After Liver Transplant Surgery
Dedicated to Success
Living with a transplanted liver takes dedication. Your care partner plays an important role in your success. A care partner is a family member or friend who will support you in the process of gaining strength and living healthfully after your transplant. During your hospitalization, we recommend your care partner be with you during daytime hours so that you both can receive the necessary information about your continued care.

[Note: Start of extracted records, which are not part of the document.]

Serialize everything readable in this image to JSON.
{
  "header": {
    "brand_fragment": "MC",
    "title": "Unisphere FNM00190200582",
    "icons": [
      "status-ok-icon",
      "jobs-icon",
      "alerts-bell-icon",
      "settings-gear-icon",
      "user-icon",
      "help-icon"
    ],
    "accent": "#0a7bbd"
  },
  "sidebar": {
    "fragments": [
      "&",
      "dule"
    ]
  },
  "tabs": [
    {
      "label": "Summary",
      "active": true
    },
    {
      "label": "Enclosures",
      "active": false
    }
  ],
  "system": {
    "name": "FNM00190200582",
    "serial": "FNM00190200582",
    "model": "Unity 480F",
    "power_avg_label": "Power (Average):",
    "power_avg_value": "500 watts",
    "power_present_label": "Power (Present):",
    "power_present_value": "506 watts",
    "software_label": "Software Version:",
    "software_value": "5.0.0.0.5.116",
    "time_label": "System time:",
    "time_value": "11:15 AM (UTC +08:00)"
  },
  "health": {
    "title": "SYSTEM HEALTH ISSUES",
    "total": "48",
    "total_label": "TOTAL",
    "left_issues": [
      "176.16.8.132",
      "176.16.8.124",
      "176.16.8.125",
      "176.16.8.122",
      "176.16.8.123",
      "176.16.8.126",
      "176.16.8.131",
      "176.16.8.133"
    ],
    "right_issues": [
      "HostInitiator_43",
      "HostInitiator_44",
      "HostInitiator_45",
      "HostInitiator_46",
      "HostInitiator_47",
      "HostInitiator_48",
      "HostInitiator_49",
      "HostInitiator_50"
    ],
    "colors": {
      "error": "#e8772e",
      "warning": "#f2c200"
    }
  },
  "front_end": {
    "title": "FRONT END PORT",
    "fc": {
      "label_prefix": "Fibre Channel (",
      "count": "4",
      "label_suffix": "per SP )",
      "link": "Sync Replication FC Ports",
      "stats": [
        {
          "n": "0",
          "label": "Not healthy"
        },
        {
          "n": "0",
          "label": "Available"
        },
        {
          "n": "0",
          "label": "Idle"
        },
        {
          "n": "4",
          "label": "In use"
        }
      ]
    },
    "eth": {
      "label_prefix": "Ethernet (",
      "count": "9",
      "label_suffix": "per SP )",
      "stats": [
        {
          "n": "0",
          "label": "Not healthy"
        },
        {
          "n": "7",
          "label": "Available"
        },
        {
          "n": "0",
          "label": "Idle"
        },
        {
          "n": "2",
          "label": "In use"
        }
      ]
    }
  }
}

Liver Transplant Support Group
3rd Thursday of the month,
1:30 to 2:30 p.m.
UC San Diego Hillcrest Medical Center, 8th Floor, Room 8-308
More Liver Transplant Resources
After surgery, you will be is transferred to the surgical immediate or intensive care unit. Gradually, you and your care partner will practice administering necessary medications under the close supervision of the transplant pharmacist, hepatologist and surgeon. This prepares you to handle taking your medications properly at home.
You could be in the hospital from a week to upwards of six weeks, depending on how healthy you were before surgery, and how well your body is responding to the transplanted liver. If you don’t live in San Diego County, you will need to plan for where you and your care partner will be living at least six weeks after surgery.
Practicing Good Care
Before being discharged, the transplant team will help you understand what you will need to do after liver transplantation. You will receive information on:
- Follow-up clinic check-ups (You will be coming to the hospital or clinic four times per week for the first 3 months)
- When to call for emergencies
- Lab work and other tests that will need to be regularly taken
- Medications, how/when to take them, and observing for side-effects
- Monitoring vital signs for indication of rejection or infection
- Nutrition and foods that can aid your recovery, or hurt your recovery
- Daily exercise routine to build strength and avoid muscle weakness, as well as activities to avoid.
- Lifelong commitment to staying drug and alcohol free
- Illness that requires emergency-room treatment or hospitalization
We encourage you to get up and out of bed as soon as you can. Most liver transplant recipients can return to a normal or near-normal existence and participate in fairly vigorous physical exercise six to 12 months after successful surgery.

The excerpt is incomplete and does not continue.